I don't usually cover criminal cases here, but this one deals with an interesting evidence issue. In U.S. v. Browne, the Third Circuit addressed authentication of social media evidence (the facts involve a scumbag who solicited sexually explicit photos from 12-18-year olds and then threatened to publish them if the kids didn't perform sex acts).

Not official use.
The analysis is surprisingly convoluted. The gist of it is that Facebook chat logs were not "self-authenticating." However, the government also provided "extrinsic evidence," such as the defendant identifying himself in the chat logs, telling the kids to call him on a phone number that matched his phone number, the kids testifying that they participated in the conversations, they met the defendant in person (and ID'd him) based on the chat messages, the defendant admitted that he used the account in question, and more.
[T]he Government not only provided ample evidence linking Browne to the Button Facebook account but also supported the accuracy of the chat logs by obtaining them directly from Facebook and introducing a certificate attesting to their maintenance by the company’s automated systems.
The opinion provides a good read for anyone looking to introduce social media into evidence.

Tuesday, August 23, 2016

BREAKING: NLRB "Student Assistants Covered by the NLRA"

Not official use.
You could see this coming a mile away; the only question was "when?" Today is the day. The NLRB issued its decision in Columbia University, holding that graduate students at private colleges and universities are employees who may form unions under the NLRA.
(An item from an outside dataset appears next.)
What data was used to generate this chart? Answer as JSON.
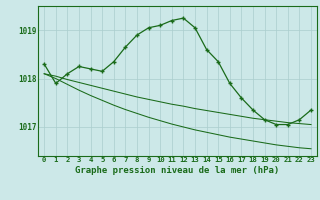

The NLRB concluded that graduate students, including teaching assistants and student research assistants, were "statutory employees: individuals with a common-law employment relationship with Columbia University." This decision overrules Brown University, which generally held that graduate students were primarily students and therefore not employees.

This decision does not directly impact public universities as they are generally governed by state bargaining laws (for example, in Pennsylvania we have the Public Employe Relations Act, which falls under the PLRB's jurisdiction). You can read the NLRB's announcement here.

Fed's transgender initiatives are struggling

Last week, the EEOC lost one of its first transgender discrimination cases. The Eastern District of Michigan dismissed the claims in EEOC v. R.G. & G.R. Harris Funeral Homes, Inc. (opinion here).
Not official use.

The Court noted that the protected classes under Title VII do not include transgender employees; but that doesn't really get us very far. You see, the case involved a sex-specific dress code and a male employee who was transitioning to female. Dress codes present particularly thorny issues under a "gender stereotyping" theory. So, even if Title VII does not specifically protect transgender employees, employers may still face liability for imposing gender stereotypes on employees regardless of whether they are male, female, transitioning, or transgender.

Here, however, the Court dismissed the claims based on the Religious Freedom Restoration Act (RFRA). The gist of the decision is that requiring the employer (a funeral home) to allow its biologically male employee to wear a skirt would impose a substantial burden on the employer's religious beliefs. Under RFRA, the EEOC could still win by showing a compelling government interest, and that it is using the least restrictive means to attain it. The Court assumed the former but held that the EEOC failed to establish the latter.  Eugene Volokh has some interesting analysis here.

On top of the Harris decision, a federal court in Texas issued a nationwide injunction blocking the President's Title IX guidance to schools on transgender bathroom usage.

I'm sure we haven't heard the last of these issues.